Bingham’s independent study with Minter also has included the launching of a marketing campaign to clean up downtown Easton (see related story).

“Collaborating with Lew and the students in the process of creating these digital images has been a wonderful opportunity,” says Holup. “I couldn’t have done it without them — it was a team effort to produce this exhibit.”

The collaboration in Lafayette’s studio art program has been recognized by national media, including The New York Times and Christian Science Monitor (see related story).

Holup’s drawings are being used by Johnson Atelier Technical Institute of Sculpture in Mercerville, N.J., to cut the granite panels for the expressway sculpture.

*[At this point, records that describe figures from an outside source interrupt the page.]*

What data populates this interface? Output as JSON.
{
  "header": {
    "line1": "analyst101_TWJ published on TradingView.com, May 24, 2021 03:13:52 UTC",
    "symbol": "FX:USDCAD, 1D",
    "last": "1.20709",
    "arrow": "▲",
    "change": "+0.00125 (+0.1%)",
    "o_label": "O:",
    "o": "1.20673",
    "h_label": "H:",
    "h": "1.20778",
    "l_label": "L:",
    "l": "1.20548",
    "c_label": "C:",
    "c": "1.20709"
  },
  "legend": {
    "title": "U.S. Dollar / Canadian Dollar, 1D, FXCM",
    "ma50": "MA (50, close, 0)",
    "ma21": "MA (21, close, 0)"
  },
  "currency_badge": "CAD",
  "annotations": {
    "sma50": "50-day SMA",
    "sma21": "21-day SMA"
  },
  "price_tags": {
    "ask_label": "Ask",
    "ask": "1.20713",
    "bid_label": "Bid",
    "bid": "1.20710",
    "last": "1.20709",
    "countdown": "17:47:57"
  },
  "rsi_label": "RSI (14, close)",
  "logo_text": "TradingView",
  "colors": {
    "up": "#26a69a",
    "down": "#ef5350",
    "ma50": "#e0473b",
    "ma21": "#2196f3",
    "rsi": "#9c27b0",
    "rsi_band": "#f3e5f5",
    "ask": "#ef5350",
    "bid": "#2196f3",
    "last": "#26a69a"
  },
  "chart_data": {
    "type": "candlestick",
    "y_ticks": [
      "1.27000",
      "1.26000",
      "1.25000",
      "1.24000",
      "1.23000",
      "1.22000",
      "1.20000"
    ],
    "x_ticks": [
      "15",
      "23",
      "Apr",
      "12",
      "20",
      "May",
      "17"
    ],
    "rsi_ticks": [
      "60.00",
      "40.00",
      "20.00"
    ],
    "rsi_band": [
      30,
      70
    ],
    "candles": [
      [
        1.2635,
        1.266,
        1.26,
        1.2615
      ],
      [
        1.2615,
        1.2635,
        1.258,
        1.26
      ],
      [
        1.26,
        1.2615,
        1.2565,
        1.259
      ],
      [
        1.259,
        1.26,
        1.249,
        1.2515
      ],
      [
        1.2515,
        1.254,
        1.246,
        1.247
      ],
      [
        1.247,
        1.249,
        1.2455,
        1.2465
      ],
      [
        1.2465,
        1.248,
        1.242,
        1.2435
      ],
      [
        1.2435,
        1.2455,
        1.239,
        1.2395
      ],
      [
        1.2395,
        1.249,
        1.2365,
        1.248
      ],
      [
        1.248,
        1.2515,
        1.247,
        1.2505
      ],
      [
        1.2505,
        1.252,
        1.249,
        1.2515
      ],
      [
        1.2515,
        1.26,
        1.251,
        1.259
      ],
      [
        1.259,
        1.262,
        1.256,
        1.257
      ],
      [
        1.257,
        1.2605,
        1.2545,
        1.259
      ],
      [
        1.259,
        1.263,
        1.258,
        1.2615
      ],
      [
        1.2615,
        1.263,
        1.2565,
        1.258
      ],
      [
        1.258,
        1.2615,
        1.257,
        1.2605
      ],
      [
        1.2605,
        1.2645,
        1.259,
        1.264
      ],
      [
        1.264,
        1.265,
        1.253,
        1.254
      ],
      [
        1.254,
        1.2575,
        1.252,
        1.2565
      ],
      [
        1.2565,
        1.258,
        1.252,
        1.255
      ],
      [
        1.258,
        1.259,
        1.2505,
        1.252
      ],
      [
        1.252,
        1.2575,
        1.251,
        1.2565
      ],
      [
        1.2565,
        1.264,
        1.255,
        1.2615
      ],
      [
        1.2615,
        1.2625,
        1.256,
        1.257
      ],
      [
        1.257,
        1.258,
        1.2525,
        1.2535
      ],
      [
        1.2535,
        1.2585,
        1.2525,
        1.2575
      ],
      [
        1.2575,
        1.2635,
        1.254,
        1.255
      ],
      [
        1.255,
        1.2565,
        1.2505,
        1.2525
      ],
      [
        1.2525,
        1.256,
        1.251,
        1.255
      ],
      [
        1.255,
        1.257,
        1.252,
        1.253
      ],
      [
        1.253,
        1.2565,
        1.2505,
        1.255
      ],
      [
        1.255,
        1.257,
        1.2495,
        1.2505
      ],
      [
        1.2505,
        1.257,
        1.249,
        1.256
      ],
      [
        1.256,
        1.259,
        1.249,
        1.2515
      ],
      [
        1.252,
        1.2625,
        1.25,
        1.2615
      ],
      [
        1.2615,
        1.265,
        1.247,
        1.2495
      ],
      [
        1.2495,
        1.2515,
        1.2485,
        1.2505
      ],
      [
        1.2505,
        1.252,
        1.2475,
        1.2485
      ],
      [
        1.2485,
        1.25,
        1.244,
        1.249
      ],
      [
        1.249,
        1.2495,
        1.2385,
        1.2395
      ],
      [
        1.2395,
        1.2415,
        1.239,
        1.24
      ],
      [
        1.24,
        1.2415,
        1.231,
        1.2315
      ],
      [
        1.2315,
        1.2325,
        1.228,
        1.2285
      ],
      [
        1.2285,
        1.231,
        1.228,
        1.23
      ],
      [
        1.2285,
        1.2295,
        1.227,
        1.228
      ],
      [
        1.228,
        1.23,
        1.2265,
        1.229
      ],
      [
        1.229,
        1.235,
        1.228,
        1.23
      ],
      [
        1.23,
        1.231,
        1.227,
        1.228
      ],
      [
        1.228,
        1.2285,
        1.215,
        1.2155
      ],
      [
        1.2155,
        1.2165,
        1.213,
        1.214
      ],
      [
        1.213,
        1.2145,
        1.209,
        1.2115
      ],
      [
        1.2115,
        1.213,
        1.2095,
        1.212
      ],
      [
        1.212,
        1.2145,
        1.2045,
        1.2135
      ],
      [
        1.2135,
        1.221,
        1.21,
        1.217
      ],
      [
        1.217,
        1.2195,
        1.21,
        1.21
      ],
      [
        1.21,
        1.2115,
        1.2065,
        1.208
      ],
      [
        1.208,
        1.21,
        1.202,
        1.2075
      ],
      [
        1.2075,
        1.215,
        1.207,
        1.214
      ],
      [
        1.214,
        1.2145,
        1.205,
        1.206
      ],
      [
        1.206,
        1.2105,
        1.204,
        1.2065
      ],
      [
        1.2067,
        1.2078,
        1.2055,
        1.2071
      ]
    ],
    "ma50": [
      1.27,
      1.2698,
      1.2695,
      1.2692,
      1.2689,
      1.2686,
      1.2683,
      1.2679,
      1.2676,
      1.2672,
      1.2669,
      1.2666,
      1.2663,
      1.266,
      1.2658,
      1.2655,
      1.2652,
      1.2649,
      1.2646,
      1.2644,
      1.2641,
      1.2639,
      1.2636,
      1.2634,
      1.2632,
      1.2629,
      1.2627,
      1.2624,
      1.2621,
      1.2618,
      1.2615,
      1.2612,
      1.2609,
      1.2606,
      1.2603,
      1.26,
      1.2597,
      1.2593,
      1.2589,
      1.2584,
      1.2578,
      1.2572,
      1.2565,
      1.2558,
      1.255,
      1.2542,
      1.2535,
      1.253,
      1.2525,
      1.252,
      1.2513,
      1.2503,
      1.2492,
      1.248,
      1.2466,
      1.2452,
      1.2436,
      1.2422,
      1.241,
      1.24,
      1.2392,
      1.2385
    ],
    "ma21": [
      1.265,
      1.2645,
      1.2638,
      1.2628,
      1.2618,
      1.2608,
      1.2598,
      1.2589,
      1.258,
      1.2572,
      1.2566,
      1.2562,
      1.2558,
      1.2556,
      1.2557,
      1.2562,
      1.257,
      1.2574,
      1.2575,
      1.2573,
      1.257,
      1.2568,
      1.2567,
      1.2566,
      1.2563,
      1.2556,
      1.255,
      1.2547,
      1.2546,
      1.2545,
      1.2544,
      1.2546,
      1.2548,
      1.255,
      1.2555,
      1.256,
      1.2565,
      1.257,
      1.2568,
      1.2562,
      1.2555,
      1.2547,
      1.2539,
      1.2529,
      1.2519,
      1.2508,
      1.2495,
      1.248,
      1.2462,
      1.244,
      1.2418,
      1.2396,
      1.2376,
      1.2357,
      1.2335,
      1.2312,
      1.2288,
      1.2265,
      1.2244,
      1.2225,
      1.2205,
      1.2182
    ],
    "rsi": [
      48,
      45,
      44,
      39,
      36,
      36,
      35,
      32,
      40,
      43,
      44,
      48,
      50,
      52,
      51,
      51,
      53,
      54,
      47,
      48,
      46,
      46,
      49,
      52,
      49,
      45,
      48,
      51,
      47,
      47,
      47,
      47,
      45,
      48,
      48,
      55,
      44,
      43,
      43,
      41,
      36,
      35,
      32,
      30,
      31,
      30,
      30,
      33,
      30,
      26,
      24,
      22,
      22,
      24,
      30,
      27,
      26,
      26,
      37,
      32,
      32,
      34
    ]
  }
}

Scanned images of the drawings have been used to create The Grass Family.

“The scanned images are printed using archival inks on canvas and stretched over old-fashioned stretcher bars.” says Holup. “Interestingly, the digital images look more real than the actual granite sculpture — there’s a dramatic illusion of three-dimensional depth.” The exhibit of digital images, at half-scale of the actual sculpture, is 75 feet long and eight feet high and consists of 164 panels.

The Grass Family exhibit also incorporates a selection of computer-generated renderings of the art wall site from URS Corporation, an engineering firm and consultant to the New York State Department of Transportation on the BQE project.

After the exhibit at Lafayette, Holup plans to display the digital images in several museums around the country. In the spring of 2004, the exhibit will most likely be installed at the Queens Museum, coinciding with the installation of the granite sculpture.

Holup learned of Lafayette’s artistic resources through friend and fellow New York artist Ron Janowich, who accompanied her for a tour of the facilities and introduced her to Ed Kerns, Eugene H. Clapp ’36 Professor of Art and director of the Williams Visual Arts Building. Janowich created digital images, interacted with students, and exhibited the art during a residency based in the building last fall (see related story).

“The most successful things are being done when people interact with each other,” says Holup of her opportunity to work with Lafayette’s students and state-of-the-art equipment. “The technology is not replacing any traditional forms of making art, it’s just another tool for the artist.”

“Wopo’s one of the most amazing people I’ve ever met,” says Damiano. She adds that she has learned technical skills from Minter through the project, along with a close-up view of how a working artist plans a project and an exhibit. “It’s been a really great opportunity.”

“Wopo is great,” adds Bingham. “She’s very friendly and extremely interested in what we can do with the computers.”

Holup was chosen from a pool of 75 artists to create Common Ground by the New York State Department of Transportation. The sculpture, of carved granite with bronze bands, will be featured on two large walls, each 16 feet high and 150 feet long. It symbolizes the ethnic diversity of the area, showing a cross-section of a landscape, with depictions of indigenous Queens trees and, below them, grasses from countries around the world symbolizing the borough’s many immigrants. The bronze bands reveal other images of the natural world — the planetary system, bugs, roots, and even verses from Walt Whitman’s “Leaves of Grass.”